苦味は油で和らぎますから、タンポポに限らず、苦い薬草を使いあぐねたときは、天ぷらにすると、間違いなくおいしくいただけます。
根っこを使ったコーヒーは栄養が豊富
タンポポは、根っこも大きいです。これはコーヒーにします。群生しているので、すぐにそれなりの量が集まるでしょう。
採取した根はきれいに洗って、ハサミで1cmくらいに切り、天日干し、またはホットカーペットに新聞紙を広げた上に並べ、よく乾かします。カラカラになるまで、数日はかかります。
乾燥したら、厚手の鍋で香ばしい匂いがしてくるまで焙じてください。これをミキサーで粉にすれば、タンポポコーヒーの完成です。粉は保存容器に入れて、普通のコーヒーのように保管してください。
注意点は、香ばしい匂いが立ちだすまで、気長に焙じることです。これをやらないと、草っぽい臭さが残って、おいしくありません。

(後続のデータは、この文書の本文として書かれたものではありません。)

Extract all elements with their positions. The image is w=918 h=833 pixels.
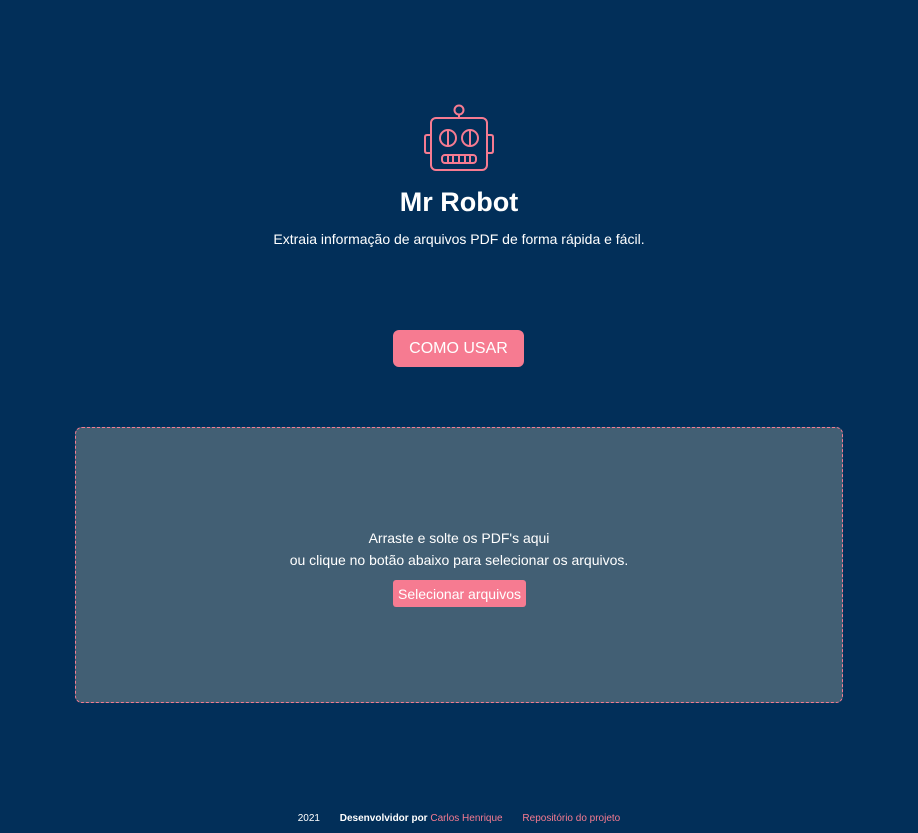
footer-developed-by: Desenvolvidor por (339, 813, 428, 824)
author-link[interactable]: Carlos Henrique (430, 813, 502, 824)
file-dropzone[interactable]: Arraste e solte os PDF's aqui ou clique … (75, 427, 843, 703)
page-header: Mr Robot Extraia informação de arquivos … (0, 104, 918, 248)
dropzone-hint: ou clique no botão abaixo para seleciona… (289, 552, 629, 568)
dropzone-instruction: Arraste e solte os PDF's aqui (368, 530, 550, 546)
robot-icon (424, 104, 494, 171)
page-title: Mr Robot (399, 187, 519, 217)
how-to-use-button[interactable]: Como usar (393, 330, 524, 367)
select-files-button[interactable]: Selecionar arquivos (393, 580, 526, 607)
page-subtitle: Extraia informação de arquivos PDF de fo… (273, 231, 645, 247)
repository-link[interactable]: Repositório do projeto (522, 813, 620, 824)
footer-year: 2021 (297, 813, 320, 824)
page-footer: 2021 Desenvolvidor por Carlos Henrique R… (0, 812, 918, 826)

そして、しっかり薬効を得たいと思うなら、素手で鍋肌に触れられるくらい、柔らかな火で焙煎すること。強火で焙じると、薬効はずいぶん減りますから、とろ火でゆっくり焙じることです。私はそれをずっと前から言ってきましたが、この頃ようやく偉い先生たちもそういうことを言い始めましたね。

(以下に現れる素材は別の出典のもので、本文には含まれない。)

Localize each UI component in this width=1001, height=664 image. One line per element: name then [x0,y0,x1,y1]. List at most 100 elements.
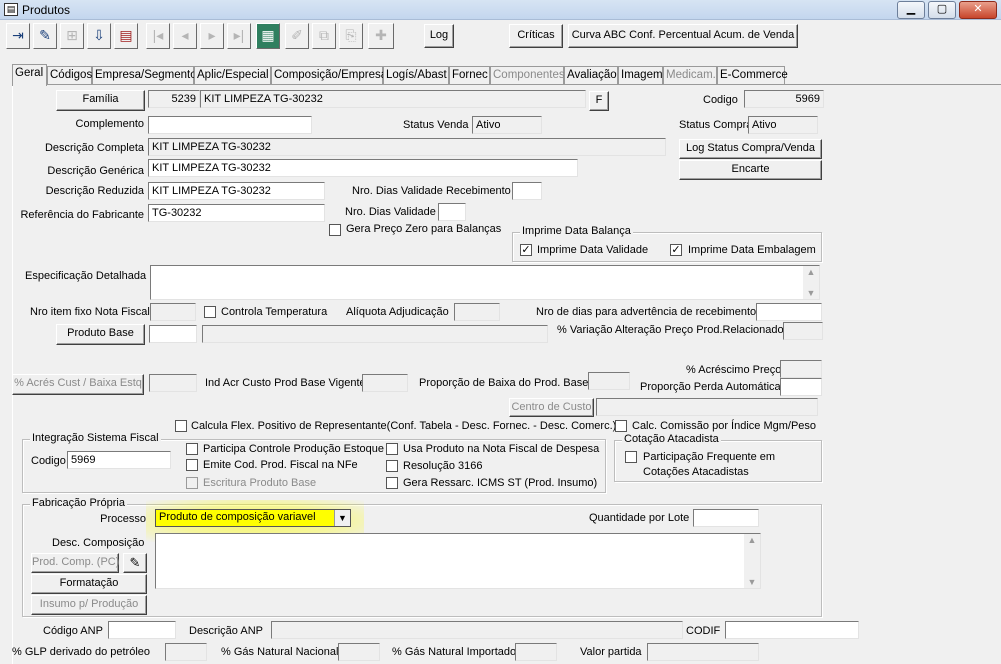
complemento-field[interactable] [148,116,312,134]
scroll-down-icon[interactable]: ▼ [803,288,819,298]
codigo-field[interactable]: 5969 [744,90,824,108]
acres-cust-button[interactable]: % Acrés Cust / Baixa Estq [12,374,144,395]
resolucao-3166-checkbox[interactable] [386,460,398,472]
desc-reduzida-field[interactable]: KIT LIMPEZA TG-30232 [148,182,325,200]
new-icon[interactable]: ✚ [368,23,394,49]
curva-abc-button[interactable]: Curva ABC Conf. Percentual Acum. de Vend… [568,24,798,48]
print-icon[interactable]: ▤ [114,23,138,49]
minimize-button[interactable]: ▁ [897,1,925,19]
glp-field[interactable] [165,643,207,661]
ref-fabricante-field[interactable]: TG-30232 [148,204,325,222]
f-button[interactable]: F [589,91,609,111]
usa-produto-nf-checkbox[interactable] [386,443,398,455]
tab-geral[interactable]: Geral [12,64,47,86]
imprime-data-validade-checkbox[interactable]: ✓ [520,244,532,256]
pencil-icon[interactable]: ✐ [285,23,309,49]
status-compra-field[interactable]: Ativo [748,116,818,134]
exit-icon[interactable]: ⇥ [6,23,30,49]
calcula-flex-checkbox[interactable] [175,420,187,432]
gera-ressarc-checkbox[interactable] [386,477,398,489]
log-button[interactable]: Log [424,24,454,48]
valor-partida-field[interactable] [647,643,759,661]
variacao-preco-field[interactable] [783,322,823,340]
acres-cust-field[interactable] [149,374,197,392]
tab-codigos[interactable]: Códigos [47,66,92,85]
aliquota-label: Alíquota Adjudicação [346,306,449,318]
copy-icon[interactable]: ⧉ [312,23,336,49]
processo-select[interactable]: Produto de composição variavel ▼ [155,509,351,527]
tab-logis-abast[interactable]: Logís/Abast [383,66,449,85]
tab-imagem[interactable]: Imagem [618,66,663,85]
close-button[interactable]: ✕ [959,1,997,19]
tab-componentes[interactable]: Componentes [490,66,565,85]
produto-base-code-field[interactable] [149,325,197,343]
emite-cod-prod-checkbox[interactable] [186,459,198,471]
participa-controle-checkbox[interactable] [186,443,198,455]
tab-empresa-segmento[interactable]: Empresa/Segmento [92,66,197,85]
next-icon[interactable]: ▸ [200,23,224,49]
grid-icon[interactable]: ▦ [256,23,280,49]
centro-custo-button[interactable]: Centro de Custo [509,398,594,417]
dias-validade-field[interactable] [438,203,466,221]
scroll-up-icon[interactable]: ▲ [744,535,760,545]
edit-icon[interactable]: ✎ [33,23,57,49]
tab-medicam[interactable]: Medicam. [663,66,717,85]
especificacao-textarea[interactable]: ▲ ▼ [150,265,820,300]
prev-icon[interactable]: ◂ [173,23,197,49]
especificacao-scrollbar[interactable]: ▲ ▼ [803,266,819,299]
participacao-frequente-checkbox[interactable] [625,451,637,463]
encarte-button[interactable]: Encarte [679,160,822,180]
nro-item-fixo-field[interactable] [150,303,196,321]
dias-validade-recebimento-field[interactable] [512,182,542,200]
log-status-button[interactable]: Log Status Compra/Venda [679,139,822,159]
tab-e-commerce[interactable]: E-Commerce [717,66,788,85]
paste-icon[interactable]: ⎘ [339,23,363,49]
insumo-producao-button[interactable]: Insumo p/ Produção [31,595,147,615]
pencil-icon[interactable]: ✎ [123,553,147,573]
desc-generica-field[interactable]: KIT LIMPEZA TG-30232 [148,159,578,177]
desc-composicao-textarea[interactable]: ▲ ▼ [155,533,761,589]
save-icon[interactable]: ⇩ [87,23,111,49]
proporcao-baixa-field[interactable] [588,372,630,390]
codigo-anp-field[interactable] [108,621,176,639]
formatacao-button[interactable]: Formatação [31,574,147,594]
status-venda-field[interactable]: Ativo [472,116,542,134]
tab-avaliacao[interactable]: Avaliação [564,66,618,85]
codif-field[interactable] [725,621,859,639]
last-icon[interactable]: ▸| [227,23,251,49]
proporcao-perda-field[interactable] [780,378,822,396]
quantidade-lote-field[interactable] [693,509,759,527]
aliquota-field[interactable] [454,303,500,321]
controla-temperatura-checkbox[interactable] [204,306,216,318]
escritura-produto-base-checkbox[interactable] [186,477,198,489]
desc-completa-field[interactable]: KIT LIMPEZA TG-30232 [148,138,666,156]
scroll-down-icon[interactable]: ▼ [744,577,760,587]
centro-custo-field[interactable] [596,398,818,416]
chevron-down-icon[interactable]: ▼ [334,510,350,526]
gas-importado-field[interactable] [515,643,557,661]
familia-button[interactable]: Família [56,90,145,111]
ind-acr-field[interactable] [362,374,408,392]
produto-base-name-field[interactable] [202,325,548,343]
tree-icon[interactable]: ⊞ [60,23,84,49]
gas-nacional-field[interactable] [338,643,380,661]
familia-name-field[interactable]: KIT LIMPEZA TG-30232 [200,90,586,108]
prod-comp-button[interactable]: Prod. Comp. (PC) [31,553,119,573]
nro-dias-advertencia-field[interactable] [756,303,822,321]
first-icon[interactable]: |◂ [146,23,170,49]
desc-composicao-scrollbar[interactable]: ▲ ▼ [744,534,760,588]
integracao-codigo-field[interactable]: 5969 [67,451,171,469]
calc-comissao-checkbox[interactable] [615,420,627,432]
criticas-button[interactable]: Críticas [509,24,563,48]
descricao-anp-field[interactable] [271,621,683,639]
maximize-button[interactable]: ▢ [928,1,956,19]
tab-aplic-especial[interactable]: Aplic/Especial [194,66,271,85]
imprime-data-embalagem-checkbox[interactable]: ✓ [670,244,682,256]
produto-base-button[interactable]: Produto Base [56,324,145,345]
scroll-up-icon[interactable]: ▲ [803,267,819,277]
acrescimo-preco-field[interactable] [780,360,822,378]
familia-code-field[interactable]: 5239 [148,90,200,108]
tab-fornec[interactable]: Fornec [449,66,490,85]
gera-preco-zero-checkbox[interactable] [329,224,341,236]
tab-composicao-empresa[interactable]: Composição/Empresa [271,66,387,85]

タンポポコーヒーは、鉄分が多く、ビタミンやミネラルも豊富です。ノンカフェインですから、時間を気にせず、誰でも飲めるところが利点です。
飲むことで、胃が軽くなったり、胃腸の調子がよくなったりという声はよく聞きます。
薬効を落とさないタンポポコーヒーの作り方
【用意するもの】
・タンポポ(品種は問わない)……適量
【作り方】
①タンポポを根だけ切り離し、よく洗って長さ1cmくらいに切る。天日干しでカラカラになるまで干す

②乾いた根をとろ火でじっくり焙じ、ミキサーで粉にする

③1杯あたり約10gを使い、コーヒーと同じように入れて飲む

この記事は『安心』2021年3月号に掲載されています。